I'm not an expert in openings, but what do you think of the following variation? I came along that in one of my games.

Evasan

hmm looks very promising. dunno :P think black has compromised a bit. f5 doesnt look too strong, think Nf6 is better

Polar_Bear

Two points:

a) White missed 5. c4. That is the reason, why black usually plays 4. - Nf6.

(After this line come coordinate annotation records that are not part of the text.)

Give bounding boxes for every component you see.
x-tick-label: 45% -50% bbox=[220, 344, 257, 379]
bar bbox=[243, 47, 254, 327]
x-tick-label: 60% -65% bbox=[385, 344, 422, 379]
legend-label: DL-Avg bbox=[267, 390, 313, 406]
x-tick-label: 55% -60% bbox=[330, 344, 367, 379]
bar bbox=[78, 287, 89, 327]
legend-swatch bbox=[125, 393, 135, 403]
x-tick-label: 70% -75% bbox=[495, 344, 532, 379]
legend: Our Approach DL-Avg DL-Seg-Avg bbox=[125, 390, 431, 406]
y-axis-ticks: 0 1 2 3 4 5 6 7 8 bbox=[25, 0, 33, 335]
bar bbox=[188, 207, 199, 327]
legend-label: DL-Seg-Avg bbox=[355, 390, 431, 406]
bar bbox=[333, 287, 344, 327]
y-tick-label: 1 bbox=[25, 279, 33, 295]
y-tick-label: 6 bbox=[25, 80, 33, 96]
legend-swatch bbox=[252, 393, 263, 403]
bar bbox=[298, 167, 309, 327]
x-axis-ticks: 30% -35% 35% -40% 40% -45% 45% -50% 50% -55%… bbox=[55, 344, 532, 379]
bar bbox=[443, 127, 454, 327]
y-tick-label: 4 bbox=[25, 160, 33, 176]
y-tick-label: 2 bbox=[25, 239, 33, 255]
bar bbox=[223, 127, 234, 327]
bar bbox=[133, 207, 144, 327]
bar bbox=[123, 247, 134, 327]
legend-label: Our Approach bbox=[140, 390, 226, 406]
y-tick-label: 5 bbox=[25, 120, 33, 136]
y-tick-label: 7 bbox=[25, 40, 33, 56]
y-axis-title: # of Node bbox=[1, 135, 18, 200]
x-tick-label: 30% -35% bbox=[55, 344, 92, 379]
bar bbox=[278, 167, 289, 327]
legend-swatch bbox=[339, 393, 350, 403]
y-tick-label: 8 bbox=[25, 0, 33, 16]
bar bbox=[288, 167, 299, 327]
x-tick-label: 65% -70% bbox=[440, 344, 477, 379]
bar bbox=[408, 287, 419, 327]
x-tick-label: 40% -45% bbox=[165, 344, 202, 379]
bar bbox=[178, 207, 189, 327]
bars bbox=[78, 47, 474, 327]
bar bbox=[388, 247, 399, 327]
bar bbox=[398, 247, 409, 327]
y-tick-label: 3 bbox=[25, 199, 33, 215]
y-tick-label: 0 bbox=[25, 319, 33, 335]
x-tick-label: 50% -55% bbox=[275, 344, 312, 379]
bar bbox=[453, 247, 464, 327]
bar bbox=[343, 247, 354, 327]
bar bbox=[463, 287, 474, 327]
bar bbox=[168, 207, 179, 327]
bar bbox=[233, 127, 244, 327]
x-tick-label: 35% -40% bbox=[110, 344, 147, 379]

b) The final position is unclear. White can play 9. f3 preventing black e5-e4 and then 0-0, Re1 with pawn up and counterplay. Black's Qb6 is met with Qe2 and Be3 (d4 -> Bf2 and black pawn is still pinned to queen).

ghostofmaroczy

I have been seeing this more and more recently.  I refer to it as an "improved Kalashnikov" because white cannot profit from Nd4-b5.

Scarblac

The key move is 5.c4. White usually has a lot of trouble trying to engineer this move against 2...d6 Sicilians; e.g.

- 1.e4 c5 2.Nf3 d6 3.Bb5+ Bd7 4.Bxd7 Qxd7 5.c4 and white had to trade bishops first, which is in black's favour.

- 1.e4 c5 2.Nf3 d6 3.d4 cxd4 4.Qxd4 Nc6 5.Bb5 Bd7 6.Bxc6 Bxc6 7.c4 and white had to give up the bishop pair.

- 1.e4 c5 2.Nf3 d6 3.d4 cxd4 4.Nxd4 Nf6 5.f3!? and white can often achieve c4, but black has faster development (and can try for a quick ...e5 and ...d5 to prevent c4).

In your line, white simply gets it for free, no questions asked.

CarlMI

Neither of the seventh moves makes much sense to me.  A Bishop is not a pawn and why play f5 simply to allow exf5 at White's choosing.